Bye, bye agobiosto. La propietaria de un restaurante comenta que han hecho un 30 por ciento menos de caja que el año pasado. El encargado de un supermercado manifiesta que ellos han facturado un 38 por ciento más que la temporada pasada. Varios vendedores ambulantes se quejan porque las compras han ido más flojas de lo que esperaban. Y el personal de servicios protesta, con razón, porque vaya como vaya la temporada ellos siguen currando como mulas para tirar de ese gran negocio, ¿único?, que es el Turismo. Nada nuevo bajo el sol en mi bella Menorca, pensó María mientras apuraba la bolsa de almendras garrapiñadas que se había comprado en la feria del pueblo.
La única novedad fue ver que en esta isla del Mediterráneo también se atropellan canguros, como si estuviéramos en la gran Australia y pudiéramos saludar por la calle a Cocodrilo Dandy (vaya referente más viejuno que me he buscado). Parece que hay un señor que colecciona animales exóticos por la zona de Mercadal y los pobres marsupiales se escapan y mueren bajo las ruedas de algún coche, flipa con los caprichos de algunos.
En esas estaba María, viendo como se despide el verano con la cantinela repetida de la necesidad de alargar la temporada, de la falta de aparcamientos en pueblos y playas, o de las molestas obras que nunca acaban en plazo, cuando vio venir a lo lejos a Toni, Andrea, Tomás y a Julia, ¡joder! la pandilla reunida de nuevo después de más de diez años, el corazón le iba a mil.
Cuando eran jóvenes en ese mismo sitio, detrás de los coches de choque, en un pequeño muro blanco que rodea el polideportivo del pueblo, habían jurado cuidarse los unos a los otros pasase lo que pasase. Cuando la adolescencia apenas les rozaba se sentían como los protagonistas de las novelas de «Los Cinco», de Enid Blyton, corriendo las mismas aventuras, solo les faltaba el perro. Se habían conocido en el colegio, porque en el patio hacían piña para protegerse. Toni siempre luchando con su peso. Andrea con sus gafas de culo de botella soñando con cambiar el mundo. Tomás con el pelo bien rojo y llenito de pecas. Julia tímida, acosada y agobiada, porque siempre fue muy guapa. Y María, con el pelo muy negro y dos grandes trenzas que enmarcaban su cara redonda como una luna llena.
Mientras otros discuten sobre si los huesos del dictador genocida deberían ir a una cuneta anónima, o a casa de algún general que lo defiende y apoya. Y mientras el mundo giraba con sus miles de problemas y sus gotas de sana locura, ellos estaban listos para el abrazo. Desde que Julia se libró de la alimaña que la maltrataba golpeándole la cabeza con una absurdo busto de Julio César, todos habían recuperado su juramento de juventud, y para celebrar la absolución de Julia allí estaban, a punto de reunirse en el sitio donde empezó todo, y no olvidar nunca más que nada hay más importante que la amistad, nada.
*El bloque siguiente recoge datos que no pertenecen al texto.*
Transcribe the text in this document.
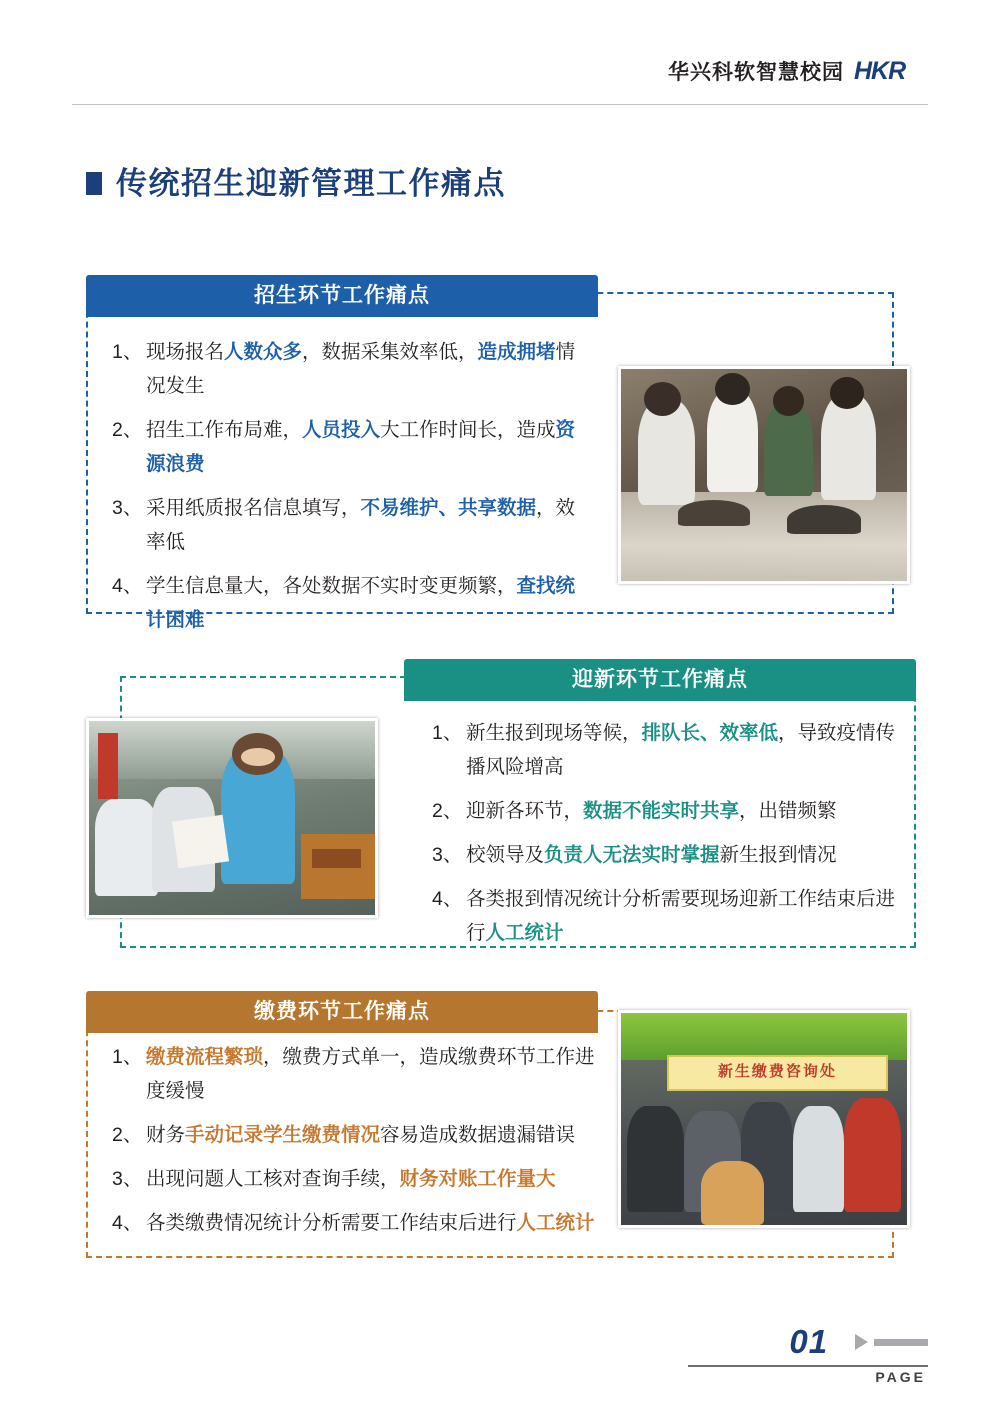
华兴科软智慧校园 HKR
传统招生迎新管理工作痛点
招生环节工作痛点
1、 现场报名人数众多，数据采集效率低，造成拥堵情况发生
2、 招生工作布局难，人员投入大工作时间长，造成资源浪费
3、 采用纸质报名信息填写，不易维护、共享数据，效率低
4、 学生信息量大，各处数据不实时变更频繁，查找统计困难
迎新环节工作痛点
1、 新生报到现场等候，排队长、效率低，导致疫情传播风险增高
2、 迎新各环节，数据不能实时共享，出错频繁
3、 校领导及负责人无法实时掌握新生报到情况
4、 各类报到情况统计分析需要现场迎新工作结束后进行人工统计
缴费环节工作痛点
1、 缴费流程繁琐，缴费方式单一，造成缴费环节工作进度缓慢
2、 财务手动记录学生缴费情况容易造成数据遗漏错误
3、 出现问题人工核对查询手续，财务对账工作量大
4、 各类缴费情况统计分析需要工作结束后进行人工统计
新生缴费咨询处
01
PAGE
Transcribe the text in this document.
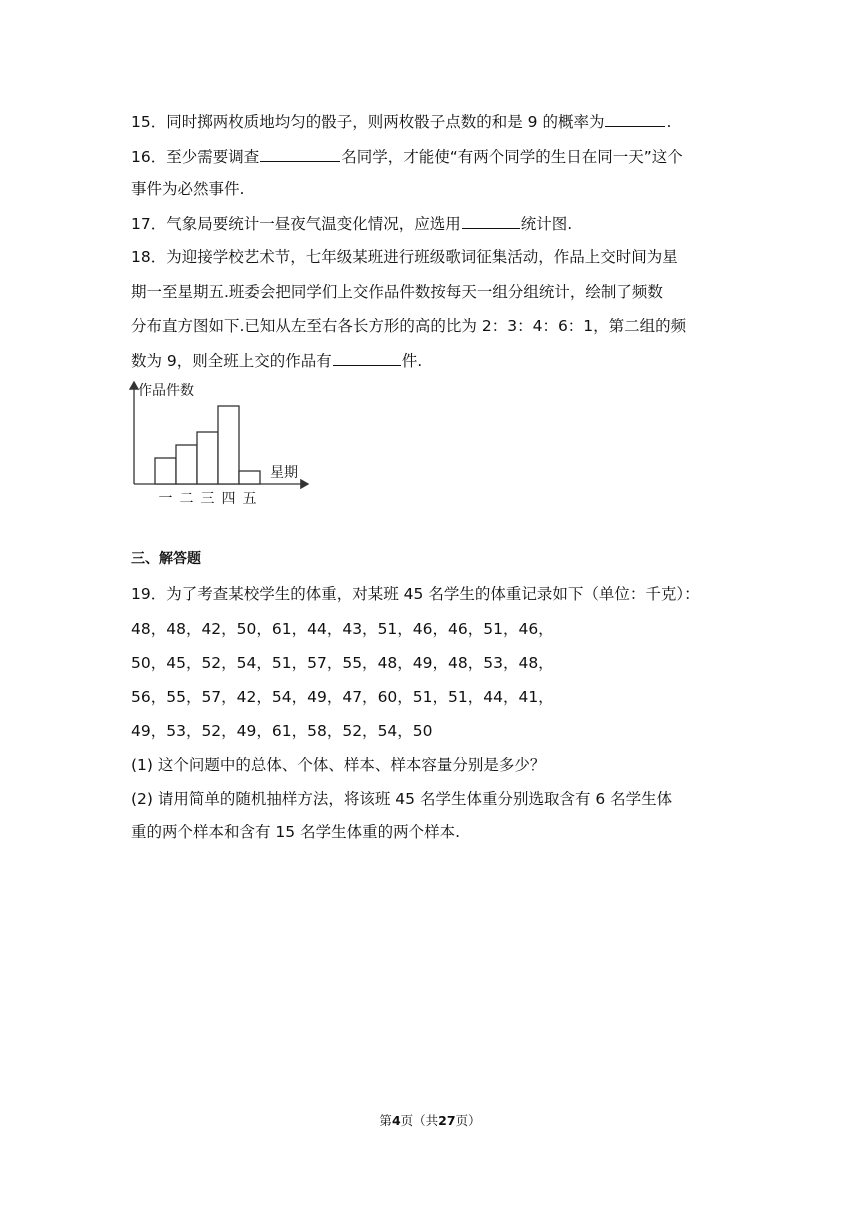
15．同时掷两枚质地均匀的骰子，则两枚骰子点数的和是 9 的概率为	.
16．至少需要调查	名同学，才能使“有两个同学的生日在同一天”这个
事件为必然事件.
17．气象局要统计一昼夜气温变化情况，应选用	统计图.
18．为迎接学校艺术节，七年级某班进行班级歌词征集活动，作品上交时间为星
期一至星期五.班委会把同学们上交作品件数按每天一组分组统计，绘制了频数
分布直方图如下.已知从左至右各长方形的高的比为 2：3：4：6：1，第二组的频
数为 9，则全班上交的作品有	件.
作品件数
星期
一 二 三 四 五
三、解答题
19．为了考查某校学生的体重，对某班 45 名学生的体重记录如下（单位：千克）：
48，48，42，50，61，44，43，51，46，46，51，46，
50，45，52，54，51，57，55，48，49，48，53，48，
56，55，57，42，54，49，47，60，51，51，44，41，
49，53，52，49，61，58，52，54，50
(1) 这个问题中的总体、个体、样本、样本容量分别是多少？
(2) 请用简单的随机抽样方法，将该班 45 名学生体重分别选取含有 6 名学生体
重的两个样本和含有 15 名学生体重的两个样本.
第4页（共27页）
María temía que el abrazo le rompiera el pecho, la emoción la desbordaba. Pero bastó que Toni y Tomás dijeran al unísono; «Pero qué ha pachao», para que la risa más abierta se uniera al abrazo más intenso y sincero. Cómo echaban todos de menos esa pésima imitación que hacían los chicos de los payasos, que consistía básicamente en decirlo todo con la «ch». Los pachachos han vuelto y está vez para quedarse. Los cinco cenarán juntos, el final del verano será algo menos triste, y el resto de sus vidas algo más verdadera, emocionante y divertida. Feliz último jueves de agosto, queridos lectores.